What accounted for this transformation, this radical shift in how I saw myself? Why, in my sixth-grade year, did I suddenly come to embrace my Indian heritage? Until a few weeks ago, I could not answer this question.
I’ve recently been doing interviews about my childhood for my new book of autobiographical stories, These Americans. I’ve been thinking more deeply about the reason behind my sudden acceptance of my Indian heritage. And a piece of the puzzle clicked in place.
During the beginning of my sixth-grade year, before we moved, one of my teachers had been a woman from India. When I first learned that an Indian woman would be teaching me language arts and social studies, I was worried. What would the other kids think of having a brown teacher—just as brown as I was? Even worse (in my eyes back then), she spoke with an Indian accent. How would my classmates—all white kids—react to her? Would they see her as a foreigner? Would they make fun of her behind her back? Would they refuse to obey her instructions? Would they, in turn, see me as a strange foreigner too?

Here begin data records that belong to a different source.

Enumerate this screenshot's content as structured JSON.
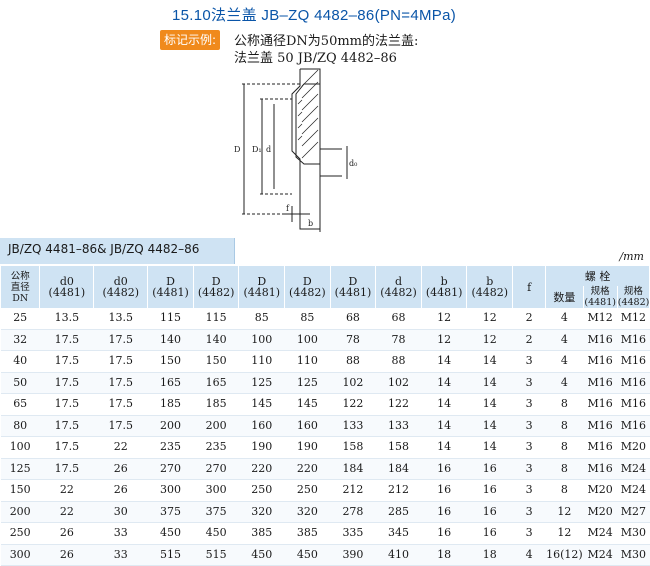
{
  "title": {
    "number": "15.10",
    "name": "法兰盖",
    "standard": "JB–ZQ 4482–86",
    "pressure": "(PN=4MPa)"
  },
  "marking": {
    "tag": "标记示例:",
    "line1": "公称通径DN为50mm的法兰盖:",
    "line2": "法兰盖 50 JB/ZQ 4482–86"
  },
  "drawing": {
    "labels": {
      "D": "D",
      "D1": "D₁",
      "d": "d",
      "d0": "d₀",
      "f": "f",
      "b": "b"
    }
  },
  "table_caption": "JB/ZQ 4481–86& JB/ZQ 4482–86",
  "unit": "/mm",
  "table": {
    "headers": {
      "dn": [
        "公称",
        "直径",
        "DN"
      ],
      "cols": [
        {
          "sym": "d0",
          "std": "(4481)"
        },
        {
          "sym": "d0",
          "std": "(4482)"
        },
        {
          "sym": "D",
          "std": "(4481)"
        },
        {
          "sym": "D",
          "std": "(4482)"
        },
        {
          "sym": "D",
          "std": "(4481)"
        },
        {
          "sym": "D",
          "std": "(4482)"
        },
        {
          "sym": "D",
          "std": "(4481)"
        },
        {
          "sym": "d",
          "std": "(4482)"
        },
        {
          "sym": "b",
          "std": "(4481)"
        },
        {
          "sym": "b",
          "std": "(4482)"
        }
      ],
      "f": "f",
      "bolt": "螺 栓",
      "bolt_qty": "数量",
      "bolt_spec_4481": [
        "规格",
        "(4481)"
      ],
      "bolt_spec_4482": [
        "规格",
        "(4482)"
      ]
    },
    "rows": [
      [
        "25",
        "13.5",
        "13.5",
        "115",
        "115",
        "85",
        "85",
        "68",
        "68",
        "12",
        "12",
        "2",
        "4",
        "M12",
        "M12"
      ],
      [
        "32",
        "17.5",
        "17.5",
        "140",
        "140",
        "100",
        "100",
        "78",
        "78",
        "12",
        "12",
        "2",
        "4",
        "M16",
        "M16"
      ],
      [
        "40",
        "17.5",
        "17.5",
        "150",
        "150",
        "110",
        "110",
        "88",
        "88",
        "14",
        "14",
        "3",
        "4",
        "M16",
        "M16"
      ],
      [
        "50",
        "17.5",
        "17.5",
        "165",
        "165",
        "125",
        "125",
        "102",
        "102",
        "14",
        "14",
        "3",
        "4",
        "M16",
        "M16"
      ],
      [
        "65",
        "17.5",
        "17.5",
        "185",
        "185",
        "145",
        "145",
        "122",
        "122",
        "14",
        "14",
        "3",
        "8",
        "M16",
        "M16"
      ],
      [
        "80",
        "17.5",
        "17.5",
        "200",
        "200",
        "160",
        "160",
        "133",
        "133",
        "14",
        "14",
        "3",
        "8",
        "M16",
        "M16"
      ],
      [
        "100",
        "17.5",
        "22",
        "235",
        "235",
        "190",
        "190",
        "158",
        "158",
        "14",
        "14",
        "3",
        "8",
        "M16",
        "M20"
      ],
      [
        "125",
        "17.5",
        "26",
        "270",
        "270",
        "220",
        "220",
        "184",
        "184",
        "16",
        "16",
        "3",
        "8",
        "M16",
        "M24"
      ],
      [
        "150",
        "22",
        "26",
        "300",
        "300",
        "250",
        "250",
        "212",
        "212",
        "16",
        "16",
        "3",
        "8",
        "M20",
        "M24"
      ],
      [
        "200",
        "22",
        "30",
        "375",
        "375",
        "320",
        "320",
        "278",
        "285",
        "16",
        "16",
        "3",
        "12",
        "M20",
        "M27"
      ],
      [
        "250",
        "26",
        "33",
        "450",
        "450",
        "385",
        "385",
        "335",
        "345",
        "16",
        "16",
        "3",
        "12",
        "M24",
        "M30"
      ],
      [
        "300",
        "26",
        "33",
        "515",
        "515",
        "450",
        "450",
        "390",
        "410",
        "18",
        "18",
        "4",
        "16(12)",
        "M24",
        "M30"
      ]
    ]
  }
}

None of my worries materialized. The other kids treated her just as they did any other teacher. They accepted her as the leader of our class. They followed her instructions, and we all learned language arts and social studies together.
Seeing someone who looked like me as the leader of our class, as a respected adult in our school, must have given me confidence and comfort in my own brown skin. I was unconscious of her influence at that time, and for many decades after. I do remember taking a leadership role in her class by organizing a debate. And when we moved, I must have taken that confidence with me.
I now believe that having a role model who looked like me and shared my heritage changed how I viewed myself. She was only my teacher for a few months, but in those few months, my perception of myself underwent a metamorphosis. I was no longer a misfit who had to hide her heritage in order to fit in. I could accept and even celebrate my heritage, and still be considered a member of the school community. I have continued to embrace my Indian heritage since then, and when I finally learned the term “Indian-American,” I immediately claimed it for myself. No longer did I have to choose between being an Indian girl or an American girl. I could be both.
This is the power of positive role models. They help us see ourselves in a new way, and once we gain this new perspective, we also gain confidence, which in turn has a positive effect on our behavior. This is a power that young people may not even be conscious of. As adults, we may believe that we have no influence over our eye-rolling adolescents. But think again. Our influence is probably much greater than we realize.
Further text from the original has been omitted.